I had emerged largely unscathed from the fight with the dragon, except I’d lost my eyebrows and eyelashes. But there was always the matter of my foot.
The infirmary was a marvel. It had a small, stream-fed fountain, lush plants grown in pots, and every kind of herb and gem and metal. The infirmarians constantly sang songs of Hildegard’s devising that were supposed to aid in the healing of both spirit and mind.
Sister Hildegard began an intensive regimen with my foot right away. “This is not recent damage. This is an innate injury, developed in the womb,” Sister Hildegard said during the examination of my foot. “You’ll forgive me if I stop calling you Lady Agilwarda, yes?”
“Um, just Agilwarda is fine,” I said.
“I was thinking more of calling you Mathilda,” Sister Hildegard said, and carefully placed my foot on the floor.
“Wh-why?”
The nun looked at me acutely, as though she saw through my flesh to the shape of my bones. “You’re Mathilda of Alder Brook,” she said. “The lost princess.”
I gaped. “Yes,” I said cautiously. “I am Mathilda.”
Sister Hildegard smiled. Her white veil and wimple were almost blinding. “The cloister received word that you had gone missing. We have been praying for you daily, that you did not fall into villainous hands.”
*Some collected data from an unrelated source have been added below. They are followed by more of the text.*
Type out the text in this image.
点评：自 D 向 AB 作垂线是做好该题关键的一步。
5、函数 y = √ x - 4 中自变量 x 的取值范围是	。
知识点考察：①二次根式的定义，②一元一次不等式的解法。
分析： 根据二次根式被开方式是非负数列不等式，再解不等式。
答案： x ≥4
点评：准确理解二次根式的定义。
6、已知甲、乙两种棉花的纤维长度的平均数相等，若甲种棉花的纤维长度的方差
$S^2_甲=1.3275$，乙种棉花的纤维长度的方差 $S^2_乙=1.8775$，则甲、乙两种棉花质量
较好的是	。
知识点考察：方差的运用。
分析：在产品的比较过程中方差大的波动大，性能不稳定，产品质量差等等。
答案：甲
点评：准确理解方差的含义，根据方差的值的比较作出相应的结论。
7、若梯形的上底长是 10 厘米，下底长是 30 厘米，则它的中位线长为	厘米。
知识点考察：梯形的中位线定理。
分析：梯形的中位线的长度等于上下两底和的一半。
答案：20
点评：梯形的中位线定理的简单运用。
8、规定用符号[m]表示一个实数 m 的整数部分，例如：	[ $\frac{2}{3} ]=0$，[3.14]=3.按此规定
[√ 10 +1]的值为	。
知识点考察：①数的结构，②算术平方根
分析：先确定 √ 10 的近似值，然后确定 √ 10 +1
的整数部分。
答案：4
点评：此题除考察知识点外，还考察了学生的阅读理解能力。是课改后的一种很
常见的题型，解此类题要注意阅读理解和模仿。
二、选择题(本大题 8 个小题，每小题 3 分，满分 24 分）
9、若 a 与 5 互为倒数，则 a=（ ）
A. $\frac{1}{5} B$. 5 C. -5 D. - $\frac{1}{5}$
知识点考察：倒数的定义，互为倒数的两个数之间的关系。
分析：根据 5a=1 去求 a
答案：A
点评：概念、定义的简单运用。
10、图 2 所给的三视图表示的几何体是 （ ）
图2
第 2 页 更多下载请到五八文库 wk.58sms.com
“That’s nice,” I said feebly, all good manners abandoning me.
“We’re pleased to have you, and to help you. Now . . . I’ll just go fetch flour, animal fat, and eggs.”
“To eat?”
Hildegard laughed. “No. They’re for hardening bandages.” When she returned, she gave me a long, painful session of stretching, then heat treatments, and then followed it by wrapping my leg in bonesetter’s bandages with a splint, and coating them in her mixture of items from the kitchen.